Una corsa in ospedale, con il figlio appresso. E poi chissà.
C'era la madre del mio Lui, su quell'ambulanza.
Crisi nervosa e tentato suicidio.
Troppe pastiglie in quell'armadietto perché avesse problemi a contarle, come compulsivamente fa quando ha le sue ricadute. Conta, sgrana corone di rosario con qualsiasi cosa, poi le lancia ed aspetta che qualcuno raccolga i suoi danni, che la fanno ridere di pancia e pare che sia felice, mentre invece è solo inebriata di chissà quale scheggia impazzita nei suoi neuroni.

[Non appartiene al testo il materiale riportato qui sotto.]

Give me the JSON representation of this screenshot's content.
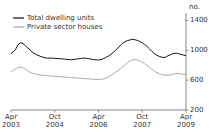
{
  "chart_data": {
    "type": "line",
    "y_label": "no.",
    "categories": [
      "Apr 2003",
      null,
      null,
      null,
      null,
      null,
      null,
      null,
      null,
      null,
      null,
      null,
      null,
      null,
      null,
      null,
      null,
      null,
      "Oct 2004",
      null,
      null,
      null,
      null,
      null,
      null,
      null,
      null,
      null,
      null,
      null,
      null,
      null,
      null,
      null,
      null,
      null,
      "Apr 2006",
      null,
      null,
      null,
      null,
      null,
      null,
      null,
      null,
      null,
      null,
      null,
      null,
      null,
      null,
      null,
      null,
      null,
      "Oct 2007",
      null,
      null,
      null,
      null,
      null,
      null,
      null,
      null,
      null,
      null,
      null,
      null,
      null,
      null,
      null,
      null,
      null,
      "Apr 2009"
    ],
    "series": [
      {
        "name": "Total dwelling units",
        "color": "#111111",
        "values": [
          960,
          980,
          1020,
          1080,
          1100,
          1090,
          1060,
          1030,
          1000,
          970,
          950,
          935,
          920,
          910,
          900,
          895,
          895,
          895,
          892,
          890,
          888,
          885,
          882,
          878,
          876,
          874,
          878,
          882,
          888,
          894,
          895,
          893,
          888,
          882,
          876,
          872,
          870,
          876,
          888,
          904,
          922,
          944,
          970,
          1000,
          1030,
          1065,
          1095,
          1118,
          1130,
          1140,
          1148,
          1142,
          1132,
          1118,
          1100,
          1078,
          1050,
          1018,
          985,
          955,
          934,
          918,
          908,
          902,
          916,
          934,
          946,
          956,
          962,
          954,
          944,
          936,
          928
        ]
      },
      {
        "name": "Private sector houses",
        "color": "#aaaaaa",
        "values": [
          710,
          730,
          755,
          770,
          775,
          765,
          745,
          722,
          702,
          690,
          682,
          676,
          671,
          667,
          663,
          660,
          657,
          654,
          651,
          649,
          647,
          644,
          641,
          638,
          636,
          634,
          631,
          629,
          627,
          624,
          621,
          619,
          617,
          614,
          612,
          610,
          608,
          610,
          616,
          626,
          642,
          662,
          684,
          706,
          728,
          752,
          778,
          806,
          834,
          858,
          872,
          876,
          870,
          858,
          842,
          820,
          796,
          770,
          745,
          720,
          700,
          686,
          676,
          668,
          666,
          668,
          674,
          682,
          690,
          688,
          683,
          678,
          674
        ]
      }
    ],
    "ylim": [
      200,
      1500
    ],
    "yticks": [
      200,
      600,
      1000,
      1400
    ],
    "grid": false,
    "legend": "top-left"
  }
}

E così Lui ha scoperto di colpo la paura di perderla; gli è arrivata, lo so, come una pugnalata sotto lo sterno e gli ha fatto vedere nero. Ha scoperto l'angoscia ed il rimorso di aver detto giorni orsono che avrebbe preferito non vederla più, pur di non vederla in quello stato. A sguazzare falsamente cosciente in bilico sull'orlo di quel pozzo nero.
E non ha fondo quel pozzo, non ancora.
E come un bambino ripete "non lo faccio più, non lo dico più" e giura sulla propria testa mentre piange e mi chiede di non abbandonarlo.
Amore mio, spero che basti questo tuo giuramento, assieme alla mia paura ed al mio amore, a darti modo di mantenerlo.
Post Scriptum: ammazzo l'attesa mangiandomi le unghie, sono anni che ho smesso però. E' che vorrei stare con Lui in mezzo a quelle mura asettiche, abbracciarlo, dividere un po' di pena, invece il mio posto non è ancora lì. Allora mi torturo e fremo.